Kegiatan ini diakuinya tidak perlu banyak mengeluarkan tenaga. Dirinya dan teman-temannya hanya menggunakan alas seadanya untuk bisa menata banyak buku. Sementara jenis-jenis buku yang disiapkan bervariatif. Di antaranya tentang kewirausahaan, ekonomi, filsafat, mata pelajaran sekolah, novel, tentang budidaya hewan, tumbuhan, dan beberapa buku lainnya.
 
"Ada sejumlah pengunjung CFD yang memanfaatkan untuk membaca beberapa jenis buku di sini. Kadang banyak juga anak-anak yang turut menikmati bacaan buku yang kami sajikan. Mereka kebanyakan membaca buku-buku ringan saja," ujarnya.
 
Lebih lanjut ia menegaskan jika gelaran lapak baca ini bertujuan untuk turut serta mencerdaskan kehidupan berbangsa dan bernegara. 
 
Kendati demikian, dirinya mengaku perlu ada 'suntikan' banyak buku lagi agar lebih bisa memenuhi kebutuhan baca para pengunjung. "Buku-buku yang ada ini masih bersifat swadaya. Kebetulan di sekretariat banyak buku, baik milik perorangan maupun milik organisasi.
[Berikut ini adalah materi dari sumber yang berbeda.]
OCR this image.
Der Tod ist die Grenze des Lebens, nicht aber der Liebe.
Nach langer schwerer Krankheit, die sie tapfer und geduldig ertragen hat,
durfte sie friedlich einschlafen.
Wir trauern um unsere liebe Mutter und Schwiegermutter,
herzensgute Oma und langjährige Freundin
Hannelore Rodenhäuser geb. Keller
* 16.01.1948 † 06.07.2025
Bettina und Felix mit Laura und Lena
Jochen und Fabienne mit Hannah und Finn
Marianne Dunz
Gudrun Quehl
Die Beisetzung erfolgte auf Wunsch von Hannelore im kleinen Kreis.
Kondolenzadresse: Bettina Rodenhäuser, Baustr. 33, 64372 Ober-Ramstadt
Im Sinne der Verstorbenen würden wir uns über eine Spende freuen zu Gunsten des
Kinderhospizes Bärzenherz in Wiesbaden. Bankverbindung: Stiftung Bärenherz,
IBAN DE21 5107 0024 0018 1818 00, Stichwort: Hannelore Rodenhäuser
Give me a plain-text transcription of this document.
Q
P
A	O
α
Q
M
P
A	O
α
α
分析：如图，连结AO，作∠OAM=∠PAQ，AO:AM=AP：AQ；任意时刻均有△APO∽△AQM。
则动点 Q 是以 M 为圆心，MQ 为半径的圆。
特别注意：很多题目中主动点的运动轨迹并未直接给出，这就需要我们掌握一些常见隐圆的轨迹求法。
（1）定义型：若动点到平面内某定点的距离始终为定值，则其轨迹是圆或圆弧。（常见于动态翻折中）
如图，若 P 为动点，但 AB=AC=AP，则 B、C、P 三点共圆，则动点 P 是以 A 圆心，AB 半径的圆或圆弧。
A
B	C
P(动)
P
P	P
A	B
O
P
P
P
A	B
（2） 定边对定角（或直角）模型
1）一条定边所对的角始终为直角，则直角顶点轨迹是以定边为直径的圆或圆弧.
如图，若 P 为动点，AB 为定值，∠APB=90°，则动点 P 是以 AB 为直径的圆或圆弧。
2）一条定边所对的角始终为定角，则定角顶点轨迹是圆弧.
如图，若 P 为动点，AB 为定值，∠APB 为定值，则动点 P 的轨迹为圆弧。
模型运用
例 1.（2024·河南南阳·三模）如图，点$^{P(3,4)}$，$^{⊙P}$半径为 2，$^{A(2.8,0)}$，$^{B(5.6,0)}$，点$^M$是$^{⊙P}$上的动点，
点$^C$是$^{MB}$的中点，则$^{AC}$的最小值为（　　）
Kami sudah mencoba mendatangi dinas terkait, tapi belum bisa memberikan pasokan buku," ujarnya. 
 
Dirinya berharap, ke depan ada pihak yang bisa diajak kerja sama dalam hal memasok buku-buku yang kemudian bisa dirasakan manfaatnya oleh masyarakat. 
 
"Tapi nanti kami akan coba lagi mudah-mudahan akan ada jalan keluarnya. Sehingga kami tidak kekurangan buku," pungkasnya.